MFD Says Farewell To Elevator Inspector Jim Ruszkowski
Oftentimes people step onto an elevator, escalator, or other conveyance without taking a moment to think about how it got there or who made sure it was safe.
That's where Jim Ruszkowski comes in.
He retires from the MFD after seven years as an Elevator Code Enforcement Officer in the Department's Prevention Division.
Ruszkowski worked as an elevator constructor for almost twenty years before he decided his career needed a lift.
With a job that required him to be on the road a lot, he knew he needed something that would allow him to be closer to his family.
He worked with the National Electrical Installation Standards (NEIS) for a few months before the Madison Fire Department posted a job opening for Elevator Inspector, which he eagerly pursued.
As a code enforcement officer, Ruszkowski focused on new constructions and annual inspections of existing conveyances. He had an eagle eye for compliance to safety standards as he helped businesses and homeowners install new conveyances-- including platform lifts, stair lifts, dumbwaiters, escalators, and elevators. He further ensured businesses hired an elevator company to perform regular maintenance in between his annual check-up visits.
His commitment to safety meant thousands of people each year could confidently use these mechanisms without fear of them breaking down or causing injury.
In his two decades in the industry, he’s met people afraid of getting stuck inside the giant moving metal box, but he says there's very little to worry about.

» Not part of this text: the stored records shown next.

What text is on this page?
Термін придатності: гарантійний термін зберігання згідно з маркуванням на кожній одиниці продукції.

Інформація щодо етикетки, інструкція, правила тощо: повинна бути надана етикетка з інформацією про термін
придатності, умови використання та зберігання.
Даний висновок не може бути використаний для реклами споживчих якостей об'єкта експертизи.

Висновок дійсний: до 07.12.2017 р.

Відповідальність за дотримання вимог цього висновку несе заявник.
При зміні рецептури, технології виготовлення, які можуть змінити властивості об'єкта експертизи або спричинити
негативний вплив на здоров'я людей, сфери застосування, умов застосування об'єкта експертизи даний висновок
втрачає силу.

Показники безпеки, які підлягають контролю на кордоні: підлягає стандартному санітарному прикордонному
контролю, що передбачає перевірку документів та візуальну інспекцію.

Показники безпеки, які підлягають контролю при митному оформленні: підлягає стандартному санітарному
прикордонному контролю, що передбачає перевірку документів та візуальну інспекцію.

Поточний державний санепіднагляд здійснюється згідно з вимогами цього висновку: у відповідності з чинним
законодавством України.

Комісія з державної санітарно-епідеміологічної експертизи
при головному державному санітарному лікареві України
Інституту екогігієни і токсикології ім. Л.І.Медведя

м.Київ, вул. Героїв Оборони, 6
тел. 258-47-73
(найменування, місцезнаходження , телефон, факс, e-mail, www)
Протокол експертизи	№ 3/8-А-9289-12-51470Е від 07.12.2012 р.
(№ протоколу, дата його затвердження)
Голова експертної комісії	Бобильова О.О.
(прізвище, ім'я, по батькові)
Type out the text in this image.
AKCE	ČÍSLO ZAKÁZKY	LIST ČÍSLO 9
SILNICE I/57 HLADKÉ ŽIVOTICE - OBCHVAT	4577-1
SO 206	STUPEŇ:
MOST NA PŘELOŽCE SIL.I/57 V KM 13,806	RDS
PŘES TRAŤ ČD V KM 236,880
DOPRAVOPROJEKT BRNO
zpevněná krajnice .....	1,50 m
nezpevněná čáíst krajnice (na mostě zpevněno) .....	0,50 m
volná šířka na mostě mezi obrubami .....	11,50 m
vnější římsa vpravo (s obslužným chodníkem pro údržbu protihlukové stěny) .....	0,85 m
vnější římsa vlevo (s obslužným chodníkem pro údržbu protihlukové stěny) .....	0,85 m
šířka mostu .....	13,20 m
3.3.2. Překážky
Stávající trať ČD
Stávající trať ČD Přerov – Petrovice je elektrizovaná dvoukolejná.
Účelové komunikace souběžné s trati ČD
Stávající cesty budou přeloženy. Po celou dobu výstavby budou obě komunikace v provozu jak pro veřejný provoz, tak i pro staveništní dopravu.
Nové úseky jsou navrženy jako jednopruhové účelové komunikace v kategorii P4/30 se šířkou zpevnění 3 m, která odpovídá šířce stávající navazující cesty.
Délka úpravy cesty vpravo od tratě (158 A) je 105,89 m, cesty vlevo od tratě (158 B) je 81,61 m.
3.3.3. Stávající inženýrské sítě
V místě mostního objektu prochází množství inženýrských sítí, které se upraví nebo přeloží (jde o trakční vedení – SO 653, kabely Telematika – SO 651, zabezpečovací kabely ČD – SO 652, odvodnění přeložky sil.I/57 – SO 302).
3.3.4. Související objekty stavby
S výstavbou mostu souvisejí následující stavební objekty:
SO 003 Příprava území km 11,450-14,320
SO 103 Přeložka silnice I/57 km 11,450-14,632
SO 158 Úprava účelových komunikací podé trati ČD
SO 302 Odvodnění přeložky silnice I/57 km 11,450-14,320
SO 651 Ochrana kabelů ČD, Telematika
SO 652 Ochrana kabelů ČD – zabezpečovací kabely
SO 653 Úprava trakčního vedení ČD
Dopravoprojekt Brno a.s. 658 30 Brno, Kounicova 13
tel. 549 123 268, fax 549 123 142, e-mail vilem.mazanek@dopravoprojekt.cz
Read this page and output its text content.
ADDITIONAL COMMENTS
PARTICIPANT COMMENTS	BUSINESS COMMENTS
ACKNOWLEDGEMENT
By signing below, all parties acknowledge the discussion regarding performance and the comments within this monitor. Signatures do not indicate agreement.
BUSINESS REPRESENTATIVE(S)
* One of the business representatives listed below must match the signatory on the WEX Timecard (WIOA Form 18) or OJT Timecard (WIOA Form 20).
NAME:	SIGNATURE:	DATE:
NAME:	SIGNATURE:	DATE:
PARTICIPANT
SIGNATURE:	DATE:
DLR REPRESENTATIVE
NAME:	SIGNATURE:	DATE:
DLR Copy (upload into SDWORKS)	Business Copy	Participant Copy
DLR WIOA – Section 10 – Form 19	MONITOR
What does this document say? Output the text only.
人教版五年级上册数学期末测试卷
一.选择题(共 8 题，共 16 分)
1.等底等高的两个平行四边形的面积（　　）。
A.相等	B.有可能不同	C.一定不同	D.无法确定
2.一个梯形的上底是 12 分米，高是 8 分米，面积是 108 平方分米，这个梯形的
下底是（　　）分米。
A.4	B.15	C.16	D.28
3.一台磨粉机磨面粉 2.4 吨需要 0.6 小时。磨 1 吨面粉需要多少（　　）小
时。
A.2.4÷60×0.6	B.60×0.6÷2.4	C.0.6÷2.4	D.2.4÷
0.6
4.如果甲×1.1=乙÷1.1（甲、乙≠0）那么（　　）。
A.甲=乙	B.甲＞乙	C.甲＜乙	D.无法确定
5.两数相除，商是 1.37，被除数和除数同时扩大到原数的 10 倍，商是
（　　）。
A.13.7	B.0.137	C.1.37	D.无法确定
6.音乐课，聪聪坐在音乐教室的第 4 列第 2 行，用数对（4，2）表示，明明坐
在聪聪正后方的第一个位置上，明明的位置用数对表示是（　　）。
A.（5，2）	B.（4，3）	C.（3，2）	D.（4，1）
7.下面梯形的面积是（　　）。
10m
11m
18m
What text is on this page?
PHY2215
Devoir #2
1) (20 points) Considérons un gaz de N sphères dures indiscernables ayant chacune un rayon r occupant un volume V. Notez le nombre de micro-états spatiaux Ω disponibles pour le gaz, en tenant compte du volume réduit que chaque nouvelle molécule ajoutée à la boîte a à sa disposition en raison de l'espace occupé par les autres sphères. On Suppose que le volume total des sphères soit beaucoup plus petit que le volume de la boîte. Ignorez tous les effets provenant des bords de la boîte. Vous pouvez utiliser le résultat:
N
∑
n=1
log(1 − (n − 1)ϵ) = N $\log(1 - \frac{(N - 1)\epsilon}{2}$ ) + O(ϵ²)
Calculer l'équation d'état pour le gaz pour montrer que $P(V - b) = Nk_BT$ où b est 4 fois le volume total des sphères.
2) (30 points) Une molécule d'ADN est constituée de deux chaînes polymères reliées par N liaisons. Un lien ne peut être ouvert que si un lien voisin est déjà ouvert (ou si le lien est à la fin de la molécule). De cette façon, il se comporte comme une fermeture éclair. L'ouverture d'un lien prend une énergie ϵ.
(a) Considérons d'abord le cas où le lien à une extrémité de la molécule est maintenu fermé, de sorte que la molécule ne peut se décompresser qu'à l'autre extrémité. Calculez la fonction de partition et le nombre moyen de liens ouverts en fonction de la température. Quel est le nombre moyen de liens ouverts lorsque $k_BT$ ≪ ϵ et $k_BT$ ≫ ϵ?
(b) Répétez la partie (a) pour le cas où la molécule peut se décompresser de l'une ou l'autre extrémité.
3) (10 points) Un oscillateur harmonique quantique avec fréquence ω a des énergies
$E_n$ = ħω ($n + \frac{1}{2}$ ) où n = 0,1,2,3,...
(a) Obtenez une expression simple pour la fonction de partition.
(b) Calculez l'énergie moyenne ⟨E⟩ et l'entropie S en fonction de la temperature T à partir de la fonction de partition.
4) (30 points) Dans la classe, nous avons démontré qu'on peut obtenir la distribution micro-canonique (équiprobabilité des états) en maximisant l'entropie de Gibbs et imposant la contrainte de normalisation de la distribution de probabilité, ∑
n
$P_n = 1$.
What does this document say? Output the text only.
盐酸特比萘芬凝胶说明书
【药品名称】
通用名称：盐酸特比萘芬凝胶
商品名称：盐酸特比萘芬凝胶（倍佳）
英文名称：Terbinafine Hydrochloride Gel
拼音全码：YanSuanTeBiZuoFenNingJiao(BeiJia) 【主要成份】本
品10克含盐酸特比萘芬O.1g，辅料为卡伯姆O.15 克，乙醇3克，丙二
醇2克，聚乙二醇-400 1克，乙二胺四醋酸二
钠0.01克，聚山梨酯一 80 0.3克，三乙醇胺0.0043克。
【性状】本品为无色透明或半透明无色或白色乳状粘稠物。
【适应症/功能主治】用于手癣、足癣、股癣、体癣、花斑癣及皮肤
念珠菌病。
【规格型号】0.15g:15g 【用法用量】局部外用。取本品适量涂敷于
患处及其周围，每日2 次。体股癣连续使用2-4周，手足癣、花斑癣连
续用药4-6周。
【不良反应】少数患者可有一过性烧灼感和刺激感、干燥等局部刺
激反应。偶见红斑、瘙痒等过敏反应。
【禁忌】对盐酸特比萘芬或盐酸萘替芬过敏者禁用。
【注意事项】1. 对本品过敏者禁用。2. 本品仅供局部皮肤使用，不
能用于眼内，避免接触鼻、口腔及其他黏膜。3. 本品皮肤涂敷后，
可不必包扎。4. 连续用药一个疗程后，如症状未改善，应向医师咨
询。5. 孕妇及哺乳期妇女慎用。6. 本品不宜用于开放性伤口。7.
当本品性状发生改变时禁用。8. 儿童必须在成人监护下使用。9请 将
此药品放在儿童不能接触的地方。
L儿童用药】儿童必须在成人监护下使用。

“Elevators are the safest thing you can ride in,” says Ruszkowski. “They have a back-up to a back-up to a back-up. If something fails, something else will kick in.”
If you find yourself in a stalled elevator, he has simple advice: "Just sit there, relax. You'll get out as fast as somebody can get there.”
Ruszkowski dedicated his career to making sure such things don't happen under his watch. On new inspections, he double- and triple-checked hydraulics, pressures, cables, and belts. Elevators were run at full speed, simulating over-speed conditions to confirm the elevator stops properly.
What he’s loved most about working at the MFD was working directly with the firefighters.
Once based at Fire Station 3, he says both the elevator inspectors and firefighters benefited from collaborating with one another.
“We learned a lot from the firefighters — and we taught them some things about elevator rescue,” he says.
The inspectors occasionally joined the firefighters when they were dispatched to help someone from an elevator.
With retirement on the horizon, Ruszkowski will clear from his docket approximately 1000 inspections per year. But he’s not done yet.
"I’m too young!” he says with a chuckle. "I’m still going to keep my fingers in inspecting, but I’m going to be doing things at my pace.”
Ruszkowski also looks forward to spending time with his family and the horses, dogs, and cats he and his wife care for on their small Reedsburg farm.
After he departs, the Elevator Inspection Unit at MFD will continue plugging away at the 3000 or so inspections and installations it sees annually.
"I enjoyed my short time with MFD," says Ruszkowski. "I wish the elevator program a big success."